We categorized perforators mainly according to their intramuscular course which reflected the convenience of dissection. The circummuscular perforator has been reported as an anatomical variration, with various titles such as subfascial, pararectal, and septocutaneous, with an incidence of as high as 15%. If dissection proceeds in two directions, care should be taken in the anterograde dissection because the lateral circummuscular perforator could be mistaken for a laterally escaping branch1819.
Perforators which transpierced the muscle within three CTA slices (<1 cm) were labeled as having a short intramuscular course. Those perforators have two typical patterns, either a long subfascial course or a long submuscular course, and passed the muscle almost vertically. A perforator with a long subfascial course can be useful when preoperatively recognized. If unrecognized, an inadvertent fascial incision may damage this valuable perforator. A perforator that takes a long submuscular course was relatively common, and the most common point of emersion was at the tendinous intersection of the lateral row. It corresponds with the common saying that the lateral perforators usually followed a short linear intramuscular course.

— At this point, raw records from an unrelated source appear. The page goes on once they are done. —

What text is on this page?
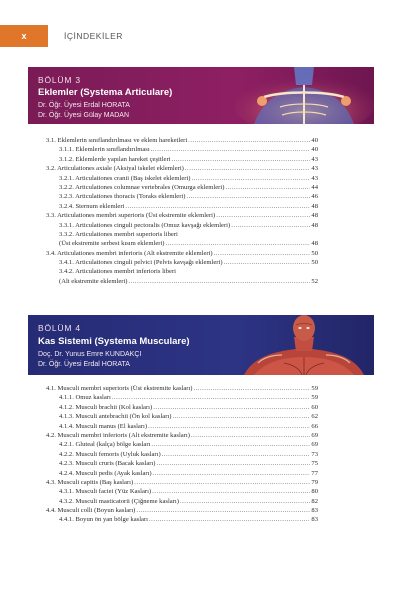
x	İÇİNDEKİLER
BÖLÜM 3
Eklemler (Systema Articulare)
Dr. Öğr. Üyesi Erdal HORATA
Dr. Öğr. Üyesi Gülay MADAN
3.1. Eklemlerin sınıflandırılması ve eklem hareketleri .....	40
3.1.1. Eklemlerin sınıflandırılması .....	40
3.1.2. Eklemlerde yapılan hareket çeşitleri .....	43
3.2. Articulationes axiale (Aksiyal iskelet eklemleri) .....	43
3.2.1. Articulationes cranii (Baş iskelet eklemleri) .....	43
3.2.2. Articulationes columnae vertebrales (Omurga eklemleri) .....	44
3.2.3. Articulationes thoracis (Toraks eklemleri) .....	46
3.2.4. Sternum eklemleri .....	48
3.3. Articulationes membri superioris (Üst ekstremite eklemleri) .....	48
3.3.1. Articulationes cinguli pectoralis (Omuz kavşağı eklemleri) .....	48
3.3.2. Articulationes membri superioris liberi
(Üst ekstremite serbest kısım eklemleri) .....	48
3.4. Articulationes membri inferioris (Alt ekstremite eklemleri) .....	50
3.4.1. Articulationes cinguli pelvici (Pelvis kavşağı eklemleri) .....	50
3.4.2. Articulationes membri inferioris liberi
(Alt ekstremite eklemleri) .....	52
BÖLÜM 4
Kas Sistemi (Systema Musculare)
Doç. Dr. Yunus Emre KUNDAKÇI
Dr. Öğr. Üyesi Erdal HORATA
4.1. Musculi membri superioris (Üst ekstremite kasları) .....	59
4.1.1. Omuz kasları .....	59
4.1.2. Musculi brachii (Kol kasları) .....	60
4.1.3. Musculi antebrachii (Ön kol kasları) .....	62
4.1.4. Musculi manus (El kasları) .....	66
4.2. Musculi membri inferioris (Alt ekstremite kasları) .....	69
4.2.1. Gluteal (kalça) bölge kasları .....	69
4.2.2. Musculi femoris (Uyluk kasları) .....	73
4.2.3. Musculi cruris (Bacak kasları) .....	75
4.2.4. Musculi pedis (Ayak kasları) .....	77
4.3. Musculi capitis (Baş kasları) .....	79
4.3.1. Musculi faciei (Yüz Kasları) .....	80
4.3.2. Musculi masticatorii (Çiğneme kasları) .....	82
4.4. Musculi colli (Boyun kasları) .....	83
4.4.1. Boyun ön yan bölge kasları .....	83
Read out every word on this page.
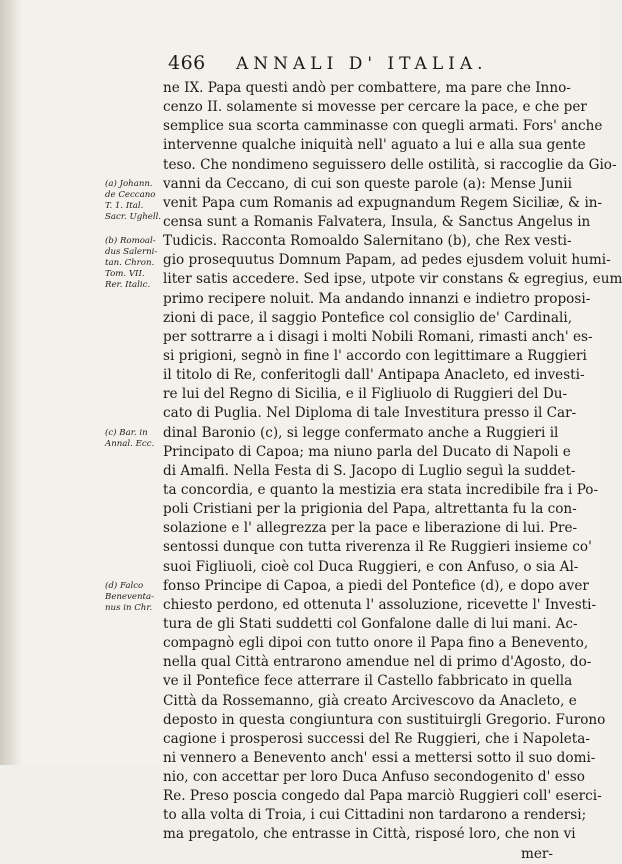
466 ANNALI D' ITALIA.
ne IX. Papa questi andò per combattere, ma pare che Inno-
cenzo II. solamente si movesse per cercare la pace, e che per
semplice sua scorta camminasse con quegli armati. Fors' anche
intervenne qualche iniquità nell' aguato a lui e alla sua gente
teso. Che nondimeno seguissero delle ostilità, si raccoglie da Gio-
vanni da Ceccano, di cui son queste parole (a): Mense Junii
venit Papa cum Romanis ad expugnandum Regem Siciliæ, & in-
censa sunt a Romanis Falvatera, Insula, & Sanctus Angelus in
Tudicis. Racconta Romoaldo Salernitano (b), che Rex vesti-
gio prosequutus Domnum Papam, ad pedes ejusdem voluit humi-
liter satis accedere. Sed ipse, utpote vir constans & egregius, eum
primo recipere noluit. Ma andando innanzi e indietro proposi-
zioni di pace, il saggio Pontefice col consiglio de' Cardinali,
per sottrarre a i disagi i molti Nobili Romani, rimasti anch' es-
si prigioni, segnò in fine l' accordo con legittimare a Ruggieri
il titolo di Re, conferitogli dall' Antipapa Anacleto, ed investi-
re lui del Regno di Sicilia, e il Figliuolo di Ruggieri del Du-
cato di Puglia. Nel Diploma di tale Investitura presso il Car-
dinal Baronio (c), si legge confermato anche a Ruggieri il
Principato di Capoa; ma niuno parla del Ducato di Napoli e
di Amalfi. Nella Festa di S. Jacopo di Luglio seguì la suddet-
ta concordia, e quanto la mestizia era stata incredibile fra i Po-
poli Cristiani per la prigionia del Papa, altrettanta fu la con-
solazione e l' allegrezza per la pace e liberazione di lui. Pre-
sentossi dunque con tutta riverenza il Re Ruggieri insieme co'
suoi Figliuoli, cioè col Duca Ruggieri, e con Anfuso, o sia Al-
fonso Principe di Capoa, a piedi del Pontefice (d), e dopo aver
chiesto perdono, ed ottenuta l' assoluzione, ricevette l' Investi-
tura de gli Stati suddetti col Gonfalone dalle di lui mani. Ac-
compagnò egli dipoi con tutto onore il Papa fino a Benevento,
nella qual Città entrarono amendue nel di primo d'Agosto, do-
ve il Pontefice fece atterrare il Castello fabbricato in quella
Città da Rossemanno, già creato Arcivescovo da Anacleto, e
deposto in questa congiuntura con sustituirgli Gregorio. Furono
cagione i prosperosi successi del Re Ruggieri, che i Napoleta-
ni vennero a Benevento anch' essi a mettersi sotto il suo domi-
nio, con accettar per loro Duca Anfuso secondogenito d' esso
Re. Preso poscia congedo dal Papa marciò Ruggieri coll' eserci-
to alla volta di Troia, i cui Cittadini non tardarono a rendersi;
ma pregatolo, che entrasse in Città, risposé loro, che non vi
mer-
(a) Johann.
de Ceccano
T. 1. Ital.
Sacr. Ughell.
(b) Romoal-
dus Salerni-
tan. Chron.
Tom. VII.
Rer. Italic.
(c) Bar. in
Annal. Ecc.
(d) Falco
Beneventa-
nus in Chr.
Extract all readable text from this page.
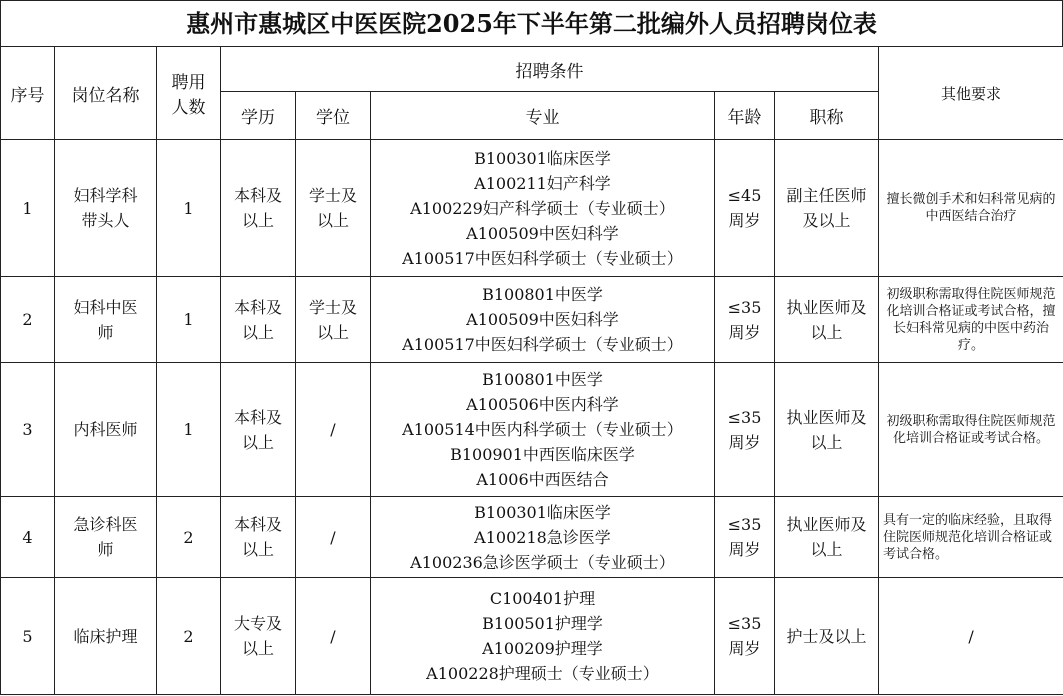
惠州市惠城区中医医院2025年下半年第二批编外人员招聘岗位表
序号	岗位名称	聘用人数	招聘条件					其他要求
			学历	学位	专业	年龄	职称	
1	妇科学科带头人	1	本科及以上	学士及以上	B100301临床医学
A100211妇产科学
A100229妇产科学硕士（专业硕士）
A100509中医妇科学
A100517中医妇科学硕士（专业硕士）	≤45周岁	副主任医师及以上	擅长微创手术和妇科常见病的中西医结合治疗
2	妇科中医师	1	本科及以上	学士及以上	B100801中医学
A100509中医妇科学
A100517中医妇科学硕士（专业硕士）	≤35周岁	执业医师及以上	初级职称需取得住院医师规范化培训合格证或考试合格，擅长妇科常见病的中医中药治疗。
3	内科医师	1	本科及以上	/	B100801中医学
A100506中医内科学
A100514中医内科学硕士（专业硕士）
B100901中西医临床医学
A1006中西医结合	≤35周岁	执业医师及以上	初级职称需取得住院医师规范化培训合格证或考试合格。
4	急诊科医师	2	本科及以上	/	B100301临床医学
A100218急诊医学
A100236急诊医学硕士（专业硕士）	≤35周岁	执业医师及以上	具有一定的临床经验，且取得住院医师规范化培训合格证或考试合格。
5	临床护理	2	大专及以上	/	C100401护理
B100501护理学
A100209护理学
A100228护理硕士（专业硕士）	≤35周岁	护士及以上	/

There were courses that discouraged perforator dissection, including DIEA and/or adequate DIEP absence, and very early entry into the muscle and division into smaller branches. DIEA absence is reported as an anatomic variation or surgical sequela69. We experienced 3 patients with unilateral absence or discontinuity of DIEA, all of whom had low transverse abdominal scarring. All 3 patients had previously undergone a hysterectomy prior to 1995. Whilst a Pfannenstiel incision is theoretically and clinically harmless to DIEA, a Maylard incision routinely severs the rectus abdominis muscle and could potentially damage the vessel20.
We encountered 1 patient who did not have an adequate perforator in either side and thus free musclesparing (MS) TRAM was planned and performed. We believe that MS free TRAM with a small piece of muscle is still a safe and reasonable option when adequate DIEP is not identifiable on preoperative CTA. When carefully selected, free DIEP flaps and muscle sparing free TRAM flap resulted in comparable surgical outcome2122.
One inherent limitation of our study is that this anatomic study is mainly based on CTA images. Although we encountered all the pre-identified perforators intraoperatively, the contralateral side of the flap could only be evaluated by the images. Also smaller perforators that were not visualized in our MPR protocol could not be identified nor classified.
In conclusion, preoperative CTA evaluation of DIEA/P can be used to identify favorable as well as unfavorable courses for dissection to aid surgical planning. Overall 56.5% of the patients had at least one favorable DIEA/P course pre-identified by the CTA, most common being long submuscular course followed by long subfascial course.
Figures and Tables
Table 1
Circummuscular (septocutaneous) perforator and perforator with long subfascial or submuscular course were classified as favorable perforators. The most common was long submuscular course found in 34.8% of the patients and total circummuscular course was observed in 13.9%. Some patients had multiple favorable perforators.